E. Chatzizyrli
A. Wienke
R. Lachmayer
J. Neumann
D. Kracht

Opto-thermal simulation framework for the investigation of phosphor materials in laser-based lighting systems

SPIE Proceedings Vol. 11274: Physics and Simulation of Optoelectronic Devices XXVIII
Type: Zeitschriftenaufsatz (non-reviewed)
Solid-state white light sources gain increasing interest due to their advanced characteristics compared to conventional lighting solutions. New design challenges are introduced in the remote phosphor set-up by the substitution of the efficiency-droop-limited LEDs with laser diodes (LDs) that exhibit peak efficiencies at much higher operating currents. Although laser-excited remote phosphor (LRP) systems have already been employed in some commercial applications, the bottleneck in their performance is identified in the down-conversion process within the phosphor material.

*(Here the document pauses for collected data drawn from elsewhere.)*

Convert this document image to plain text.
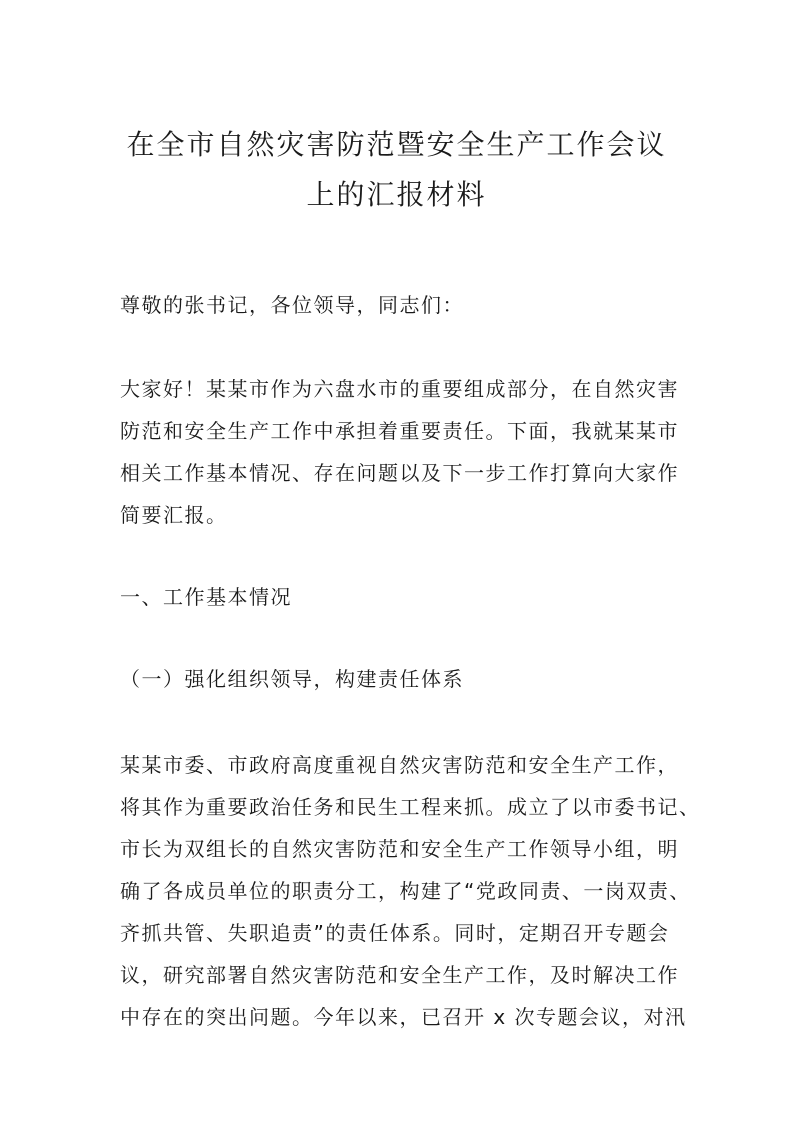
在全市自然灾害防范暨安全生产工作会议
上的汇报材料

尊敬的张书记，各位领导，同志们：

大家好！某某市作为六盘水市的重要组成部分，在自然灾害

防范和安全生产工作中承担着重要责任。下面，我就某某市

相关工作基本情况、存在问题以及下一步工作打算向大家作

简要汇报。

一、工作基本情况

（一）强化组织领导，构建责任体系

某某市委、市政府高度重视自然灾害防范和安全生产工作，

将其作为重要政治任务和民生工程来抓。成立了以市委书记、

市长为双组长的自然灾害防范和安全生产工作领导小组，明

确了各成员单位的职责分工，构建了“党政同责、一岗双责、

齐抓共管、失职追责”的责任体系。同时，定期召开专题会

议，研究部署自然灾害防范和安全生产工作，及时解决工作

中存在的突出问题。今年以来，已召开 x 次专题会议，对汛
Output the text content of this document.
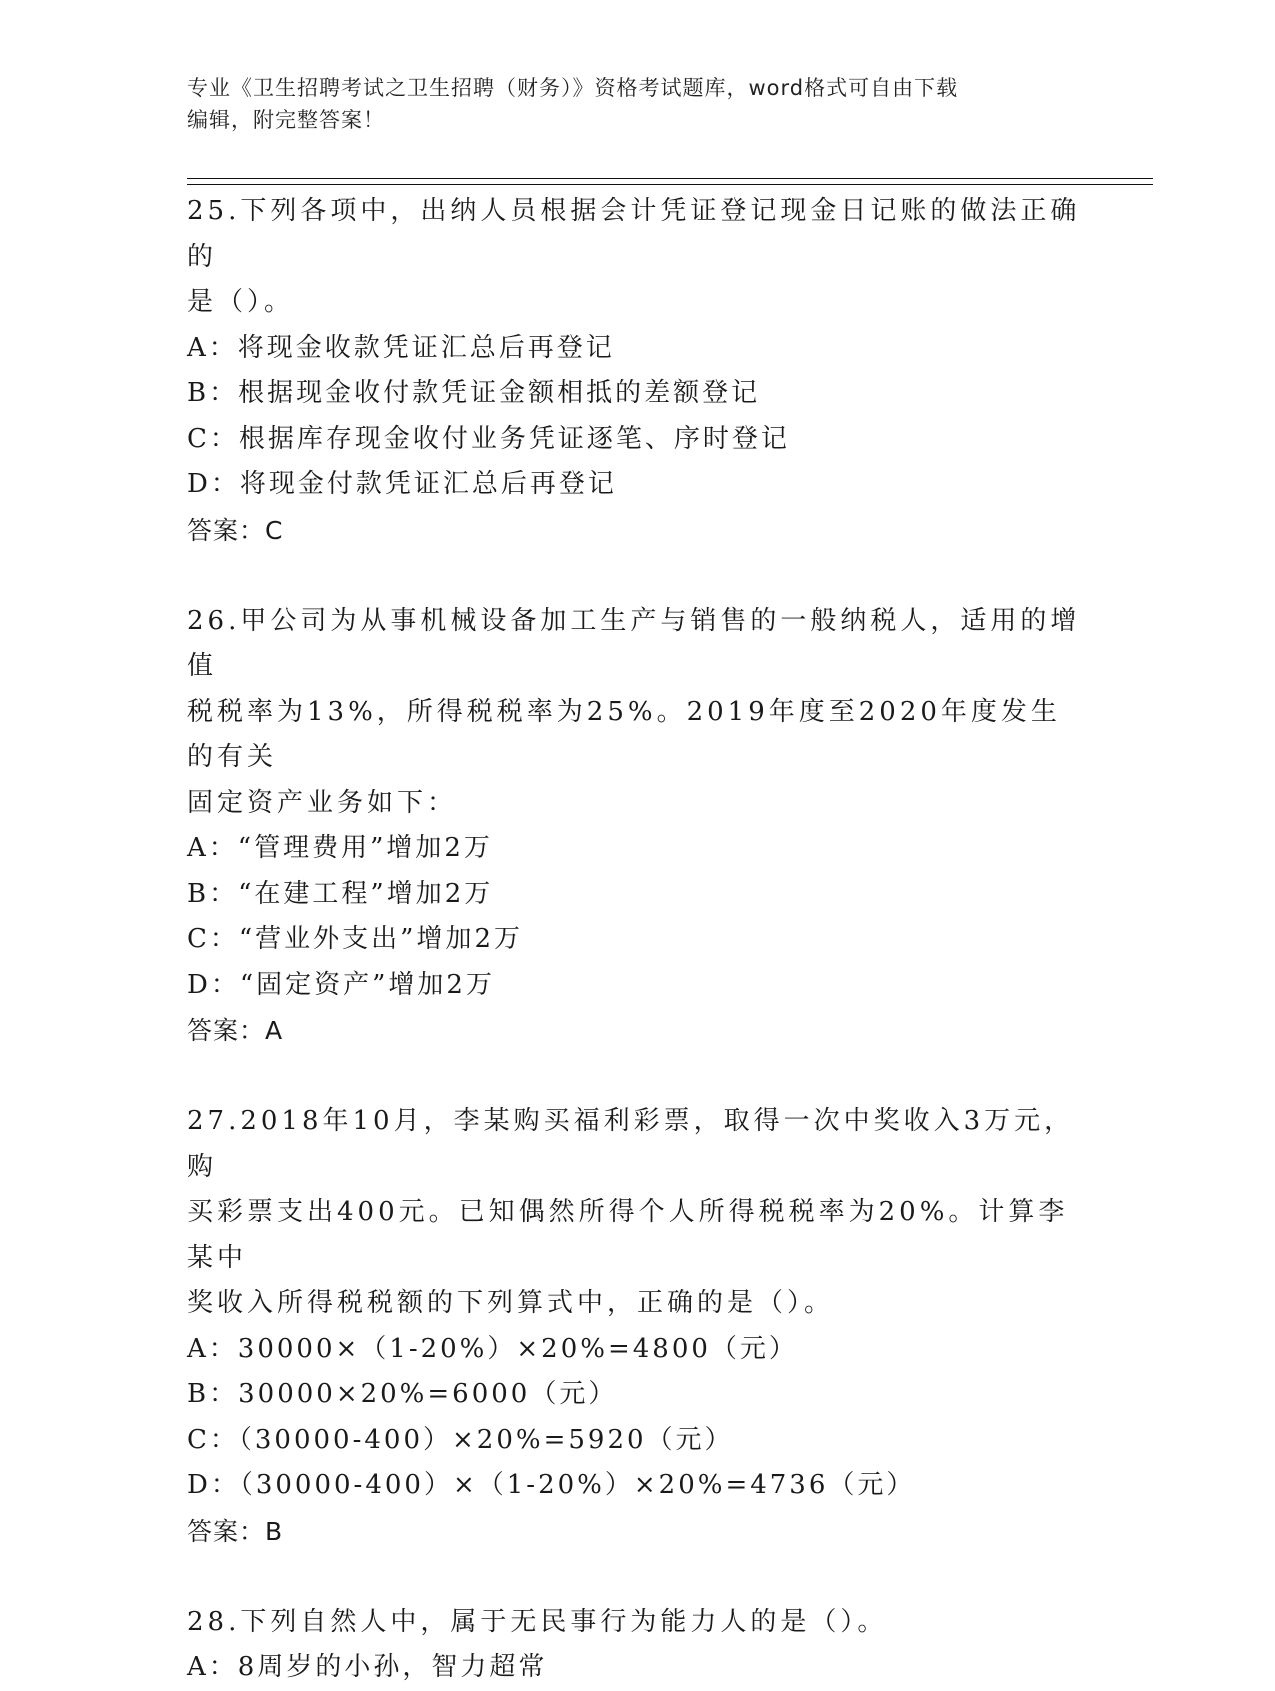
专业《卫生招聘考试之卫生招聘（财务）》资格考试题库，word格式可自由下载
编辑，附完整答案！
25.下列各项中，出纳人员根据会计凭证登记现金日记账的做法正确的
是（）。
A：将现金收款凭证汇总后再登记
B：根据现金收付款凭证金额相抵的差额登记
C：根据库存现金收付业务凭证逐笔、序时登记
D：将现金付款凭证汇总后再登记
答案：C
26.甲公司为从事机械设备加工生产与销售的一般纳税人，适用的增值
税税率为13%，所得税税率为25%。2019年度至2020年度发生的有关
固定资产业务如下：
A：“管理费用”增加2万
B：“在建工程”增加2万
C：“营业外支出”增加2万
D：“固定资产”增加2万
答案：A
27.2018年10月，李某购买福利彩票，取得一次中奖收入3万元，购
买彩票支出400元。已知偶然所得个人所得税税率为20%。计算李某中
奖收入所得税税额的下列算式中，正确的是（）。
A：30000×（1-20%）×20%=4800（元）
B：30000×20%=6000（元）
C：（30000-400）×20%=5920（元）
D：（30000-400）×（1-20%）×20%=4736（元）
答案：B
28.下列自然人中，属于无民事行为能力人的是（）。
A：8周岁的小孙，智力超常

The high intensity exciting laser beam in combination with the temperature-dependent properties of phosphors can lead to thermally induced instabilities in the system. For this reason, an opto-thermal simulation framework is developed to investigate the optical and thermal interdependencies and derive the LRPS optimization parameters. The optical analysis is performed with commercial ray-tracing software, where the optical heat losses are computed and subsequently used as the volume heat source in thermal analysis implemented by the finite element method (F.E.M.). The question now arises as to how to properly model the phosphor material in such a simulation scheme. The LED experience has produced a variety of phosphors for lighting applications, most commonly powders in some appropriate resin matrix, which are treated simulation wise as bulk diffusers. As the low thermal conductivity of resins is deemed critical for their use in LRPS, recent research focuses on resin free materials such as glass phosphors, single crystals, polycrystalline dense ceramics, etc. The different modeling approaches of such solutions are investigated here as the scattering properties and surface topology of the samples can vary.